Win rates showing how often each image backbone's rankings matched the true human-derived rankings on the COCO dataset.

Conclusion

It’s clear that while human-in-the-loop solutions are the optimal approach to the event of metric and loss functions, the dimensions and frequency of updates vital to such schemes will proceed to make them impractical – perhaps until such time as widespread public participation in evaluations is usually incentivized; or, as has been the case with CAPTCHAs, enforced.

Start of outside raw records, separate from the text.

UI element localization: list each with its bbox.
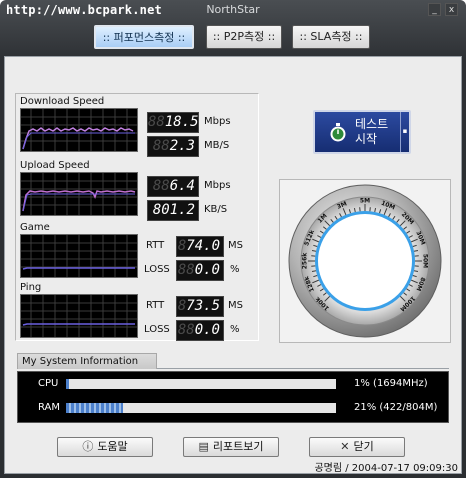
start-test-button[interactable]: 테스트 시작 ▪ [313,110,411,154]
gauge-tick-label: 50M [422,254,429,268]
dropdown-arrow-icon[interactable]: ▪ [400,112,409,152]
cpu-label: CPU [38,378,59,389]
game-rtt-label: RTT [146,240,165,251]
app-window: http://www.bcpark.net NorthStar _ x :: 퍼… [0,0,466,478]
ping-rtt-display: 873.5 [176,296,224,317]
upload-mbps-display: 886.4 [147,176,199,197]
tab-sla[interactable]: :: SLA측정 :: [292,25,370,49]
help-icon: ⓘ [82,440,94,453]
game-loss-unit: % [230,264,240,275]
ram-label: RAM [38,402,61,413]
main-panel: Download Speed 8818.5 Mbps 882.3 MB/S Up… [4,56,462,474]
download-mbs-unit: MB/S [204,140,230,151]
game-rtt-display: 874.0 [176,236,224,257]
close-dialog-button[interactable]: ✕ 닫기 [309,437,405,457]
ram-usage-fill [66,403,123,413]
ping-rtt-label: RTT [146,300,165,311]
close-x-icon: ✕ [340,440,350,453]
download-mbps-unit: Mbps [204,116,231,127]
system-info-header: My System Information [17,353,449,369]
system-info-title: My System Information [17,353,157,369]
ping-loss-unit: % [230,324,240,335]
upload-mbps-unit: Mbps [204,180,231,191]
download-mbs-display: 882.3 [147,136,199,157]
ping-rtt-unit: MS [228,300,243,311]
cpu-value: 1% (1694MHz) [354,378,428,389]
speed-gauge: 100k128k256k512k1M3M 5M 10M20M30M50M80M100… [288,184,442,338]
gauge-tick-label: 256k [302,252,309,270]
download-graph [20,108,138,152]
gauge-face [318,214,412,308]
game-rtt-unit: MS [228,240,243,251]
ping-graph [20,294,138,338]
tab-bar: :: 퍼포먼스측정 :: :: P2P측정 :: :: SLA측정 :: [0,24,466,50]
upload-graph [20,172,138,216]
upload-kbs-display: 801.2 [147,200,199,221]
download-trace [22,127,134,150]
system-info-panel: CPU 1% (1694MHz) RAM 21% (422/804M) [17,371,449,423]
ram-usage-bar [66,403,336,413]
stopwatch-icon [329,123,347,146]
monitor-box: Download Speed 8818.5 Mbps 882.3 MB/S Up… [15,93,259,341]
game-title: Game [20,222,50,233]
game-graph [20,234,138,278]
help-button[interactable]: ⓘ 도움말 [57,437,153,457]
report-icon: ▤ [198,440,209,453]
ping-loss-label: LOSS [144,324,170,335]
start-test-label: 테스트 시작 [355,117,389,146]
game-loss-label: LOSS [144,264,170,275]
cpu-usage-bar [66,379,336,389]
download-title: Download Speed [20,96,105,107]
upload-title: Upload Speed [20,160,90,171]
game-loss-display: 880.0 [176,260,224,281]
status-text: 공명림 / 2004-07-17 09:09:30 [314,463,458,474]
minimize-button[interactable]: _ [428,3,441,16]
gauge-tick-label: 5M [360,198,370,205]
upload-kbs-unit: KB/S [204,204,228,215]
cpu-usage-fill [66,379,69,389]
ping-loss-display: 880.0 [176,320,224,341]
download-mbps-display: 8818.5 [147,112,199,133]
title-bar: http://www.bcpark.net NorthStar _ x [0,0,466,20]
tab-p2p[interactable]: :: P2P측정 :: [206,25,282,49]
close-button[interactable]: x [445,3,458,16]
window-controls: _ x [428,3,458,16]
tab-performance[interactable]: :: 퍼포먼스측정 :: [94,25,194,49]
speed-gauge-frame: 100k 128k 256k 512k 1M 3M 5M 10M 20M 30M 50M 80M 100… [279,179,451,343]
ping-title: Ping [20,282,42,293]
ram-value: 21% (422/804M) [354,402,438,413]
app-title: NorthStar [206,3,260,16]
view-report-button[interactable]: ▤ 리포트보기 [183,437,279,457]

The credibility of the authors’ latest system still is dependent upon its alignment with human judgment, albeit at one remove greater than many recent human-participating approaches; and cFreD’s legitimacy subsequently stays still in human preference data (obviously, since without such a benchmark, the claim that cFreD reflects human-like evaluation could be unprovable).

Arguably, enshrining our current criteria for ‘realism’ in generative output right into a metric function may very well be a mistake within the long-term, since our definition for this idea is currently under assault from the brand new wave of generative AI systems, and set for frequent and significant revision.